Conductive Paint Touch Sensor and CapSense Library

Hi,

I'm not sure if this question is posted in the right place or not, but here goes.

I have a project where I am using conductive paint as touch sensors using the CapSense library. I have 4 sensors, each connected with a 1MegOhm Resistor and sense pin each. I am not sharing a single sense pin.

It works OK for a while, but then after a while the sensors show a steady reading as though they are being touched even though they are not being touched.

I have tried turning auto calibrate off, and manually calibrating periodically, I've also tried adjusting the auto calibrate frequency. But, nothing seems to change this.

I don't have a ground anywhere near the sensors, and the arduino Uno is grounded via the power jack.

Do I need a ground on the surface near the sensor to make this get steady readings?

What I'm trying to accomplish is for the arduino to check for all four sensors to be touched at the same time, and then to flip a relay.

Maybe there's some other sensor better suited to the purpose?

Thanks in advance for your thoughts.

What material are putting the paint on? How are making the electrical contact with the paint? Which conductive paint are you using? Have you tried repainting the area?

Paul

Hi Paul,

The paint I'm using is very simple. It's off the shelf acrylic paint(black), with powdered graphite mixed in. This paint is applied to a faux wall panel made of foam. The connection is via a hole that I drilled through the foam and then inserted a coiled copper wire into. The paint is applied into various shapes on top and fills in the hole where the wire is to make good contact..

I spent some time this weekend adding some indicator leds to the four sensors, as well as adding a ground lead to the arduino via one of the holes from where the old power jack was. So, now I have a ground and positive going to the panel mount barrel connector, and another ground coming out to a small screw(stud) which goes through the panel as well. My plan is to ground out the arduino to a water pipe or other suitable ground. From what I've read grounding the arduino is important for capacitive sensing.

Dave

Hi, Dave.
I had to go read what "CapSense library" had for documentation. I see no mention of how they avoid creating an antenna that will pick up all kinds of signals, particularly 60 cycle AC from building power wiring.
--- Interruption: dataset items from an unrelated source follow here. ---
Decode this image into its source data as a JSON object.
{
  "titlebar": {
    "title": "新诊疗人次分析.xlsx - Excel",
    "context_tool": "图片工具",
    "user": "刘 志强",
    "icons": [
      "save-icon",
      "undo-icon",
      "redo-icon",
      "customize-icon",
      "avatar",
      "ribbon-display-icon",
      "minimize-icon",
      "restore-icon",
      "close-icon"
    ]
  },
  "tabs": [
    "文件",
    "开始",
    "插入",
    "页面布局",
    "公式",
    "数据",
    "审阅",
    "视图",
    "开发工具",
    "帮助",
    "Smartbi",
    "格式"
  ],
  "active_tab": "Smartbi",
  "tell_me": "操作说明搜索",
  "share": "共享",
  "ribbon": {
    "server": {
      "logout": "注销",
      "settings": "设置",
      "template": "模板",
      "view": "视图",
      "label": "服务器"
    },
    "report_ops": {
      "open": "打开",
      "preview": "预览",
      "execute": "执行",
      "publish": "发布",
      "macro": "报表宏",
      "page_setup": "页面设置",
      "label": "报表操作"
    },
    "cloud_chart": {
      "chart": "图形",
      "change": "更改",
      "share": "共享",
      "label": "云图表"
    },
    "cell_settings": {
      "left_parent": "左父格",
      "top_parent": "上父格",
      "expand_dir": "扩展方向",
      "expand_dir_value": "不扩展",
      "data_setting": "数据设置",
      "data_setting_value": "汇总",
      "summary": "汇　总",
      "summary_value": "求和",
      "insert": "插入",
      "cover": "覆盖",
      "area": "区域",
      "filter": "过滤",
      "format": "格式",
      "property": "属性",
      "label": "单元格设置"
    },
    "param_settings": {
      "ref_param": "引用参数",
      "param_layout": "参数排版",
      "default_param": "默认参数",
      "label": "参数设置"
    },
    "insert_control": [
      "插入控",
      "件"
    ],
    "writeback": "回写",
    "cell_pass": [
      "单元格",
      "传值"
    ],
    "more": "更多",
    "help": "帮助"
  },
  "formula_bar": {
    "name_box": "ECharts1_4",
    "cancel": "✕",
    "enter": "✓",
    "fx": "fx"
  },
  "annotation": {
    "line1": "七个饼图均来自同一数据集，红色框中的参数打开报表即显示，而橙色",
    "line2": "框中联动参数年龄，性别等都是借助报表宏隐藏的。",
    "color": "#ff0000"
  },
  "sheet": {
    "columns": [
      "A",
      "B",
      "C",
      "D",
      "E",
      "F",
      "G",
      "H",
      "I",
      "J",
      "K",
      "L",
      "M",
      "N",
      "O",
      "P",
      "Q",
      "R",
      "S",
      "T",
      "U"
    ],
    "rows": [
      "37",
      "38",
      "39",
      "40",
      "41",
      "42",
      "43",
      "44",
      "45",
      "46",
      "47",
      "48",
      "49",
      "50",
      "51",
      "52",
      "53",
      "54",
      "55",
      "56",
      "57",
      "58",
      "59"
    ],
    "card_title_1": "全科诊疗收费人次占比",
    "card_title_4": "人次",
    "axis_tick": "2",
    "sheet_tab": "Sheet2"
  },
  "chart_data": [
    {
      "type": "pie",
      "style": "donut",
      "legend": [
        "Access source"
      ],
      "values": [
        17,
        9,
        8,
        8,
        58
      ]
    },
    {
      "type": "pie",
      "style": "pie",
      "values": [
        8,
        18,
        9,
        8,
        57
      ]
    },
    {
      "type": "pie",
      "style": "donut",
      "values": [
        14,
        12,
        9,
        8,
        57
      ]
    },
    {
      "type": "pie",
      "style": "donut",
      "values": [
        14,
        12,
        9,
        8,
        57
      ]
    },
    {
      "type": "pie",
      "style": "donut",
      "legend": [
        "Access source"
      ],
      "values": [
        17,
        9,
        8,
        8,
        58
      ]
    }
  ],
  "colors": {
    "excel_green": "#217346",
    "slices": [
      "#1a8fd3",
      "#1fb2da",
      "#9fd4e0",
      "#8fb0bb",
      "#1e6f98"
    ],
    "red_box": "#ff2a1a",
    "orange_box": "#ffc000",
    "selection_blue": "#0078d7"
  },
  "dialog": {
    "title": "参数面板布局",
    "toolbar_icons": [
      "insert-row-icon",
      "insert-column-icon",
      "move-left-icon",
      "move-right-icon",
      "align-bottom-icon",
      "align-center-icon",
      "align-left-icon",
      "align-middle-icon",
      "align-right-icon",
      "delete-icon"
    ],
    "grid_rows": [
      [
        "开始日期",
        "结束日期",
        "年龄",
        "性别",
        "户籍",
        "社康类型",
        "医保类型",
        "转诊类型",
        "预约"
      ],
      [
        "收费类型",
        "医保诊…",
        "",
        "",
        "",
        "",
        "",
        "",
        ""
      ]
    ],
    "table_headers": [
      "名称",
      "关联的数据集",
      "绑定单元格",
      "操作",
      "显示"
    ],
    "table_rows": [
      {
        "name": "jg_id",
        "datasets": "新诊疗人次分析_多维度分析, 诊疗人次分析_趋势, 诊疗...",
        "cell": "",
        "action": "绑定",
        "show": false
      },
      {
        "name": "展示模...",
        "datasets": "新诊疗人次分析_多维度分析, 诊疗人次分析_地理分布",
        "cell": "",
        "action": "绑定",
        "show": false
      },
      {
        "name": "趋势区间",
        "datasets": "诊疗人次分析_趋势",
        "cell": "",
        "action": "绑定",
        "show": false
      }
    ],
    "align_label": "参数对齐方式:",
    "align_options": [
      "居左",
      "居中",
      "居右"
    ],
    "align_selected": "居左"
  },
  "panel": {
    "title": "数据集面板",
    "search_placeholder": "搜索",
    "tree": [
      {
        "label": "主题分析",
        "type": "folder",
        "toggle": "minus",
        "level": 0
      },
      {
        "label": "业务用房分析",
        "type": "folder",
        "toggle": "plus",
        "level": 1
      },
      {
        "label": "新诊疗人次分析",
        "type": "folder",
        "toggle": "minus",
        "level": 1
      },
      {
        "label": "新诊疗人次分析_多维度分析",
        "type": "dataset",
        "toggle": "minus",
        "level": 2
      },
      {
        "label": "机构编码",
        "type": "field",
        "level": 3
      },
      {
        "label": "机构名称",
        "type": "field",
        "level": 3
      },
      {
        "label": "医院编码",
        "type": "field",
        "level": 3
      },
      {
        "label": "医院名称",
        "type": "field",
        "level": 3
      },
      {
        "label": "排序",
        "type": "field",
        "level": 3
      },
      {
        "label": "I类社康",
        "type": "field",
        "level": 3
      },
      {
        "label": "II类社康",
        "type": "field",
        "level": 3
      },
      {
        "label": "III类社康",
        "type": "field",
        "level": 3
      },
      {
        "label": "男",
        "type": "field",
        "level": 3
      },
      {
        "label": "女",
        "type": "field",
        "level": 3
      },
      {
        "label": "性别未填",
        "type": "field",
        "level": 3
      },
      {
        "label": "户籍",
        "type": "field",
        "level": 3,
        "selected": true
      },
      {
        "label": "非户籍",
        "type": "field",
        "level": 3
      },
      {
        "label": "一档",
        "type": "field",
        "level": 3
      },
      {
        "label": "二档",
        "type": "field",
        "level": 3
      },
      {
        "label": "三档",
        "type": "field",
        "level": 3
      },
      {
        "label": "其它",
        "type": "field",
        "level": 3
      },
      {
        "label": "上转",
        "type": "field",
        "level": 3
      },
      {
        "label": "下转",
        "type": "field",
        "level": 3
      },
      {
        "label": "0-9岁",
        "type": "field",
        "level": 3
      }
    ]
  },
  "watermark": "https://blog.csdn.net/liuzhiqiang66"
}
Any thoughts?

Paul

Heh Heh, no you're absolutely right, and many things that I've read say that Capacitive sensing in this way is not reliable, over longish distances.

I have read about shielding the wires leading to the sensors as a way to mitigate any stray capacitance/signals, but that's a non-starter for me. If it comes to that, I'll just use one of the Atmel CapSense IC's that Sparkfun has some nice breakout boards for and then the analog part of things is limited to a very short distance(maybe 1 inch of wire) and then the signal comes back as a digital (HIGH, LOW) via the sensor wires to the Arduino. I already ordered one of these to test with, but in the meantime I figured I'd try and see if adding an additional external ground would help.

It's very strange in that the failure mode is that the sensor keeps reading a high capacitance. I assume this means that the charge isn't dissipating as I would expect.

Is there any harm in connecting an additional ground from the arduino uno to a water pipe, and or steel mains electrical conduit? Presumably, not, but then again it may not help either. Right now just have the arduino connected to power via a 9v USA style double insulated power adapter and corresponding barrel jack.

An update. I added a separate ground to the arduino and have it connected to a nearby water pipe. This seems to have stabilized the values a good bit. Not sure if it will be the solution to the issue, but we'll see. More testing to come.

Hi all,
So I have made a sensor using Arduino and the CapSense library.
I am particularly interested in the interference that most people are trying to get rid off.
I notice if I reduce the samples with the function long capacitiveSensor(byte samples) to a low value then it reads values very fast.
If I plot this data using processing then it appears it is actually receiving some kind of signal.
Even if I am not near the sensor the value constantly varies but every now and again a large spike is picked up.
The spikes are in my view some kind of signal but does anyone know what the source could be?
I plan to take my sensor out of the home and into a field to see if the interference is from say Wi-Fi or electrical appliance.
I also found out if I turn on a lightning ball then it activates my sensor quite wildly.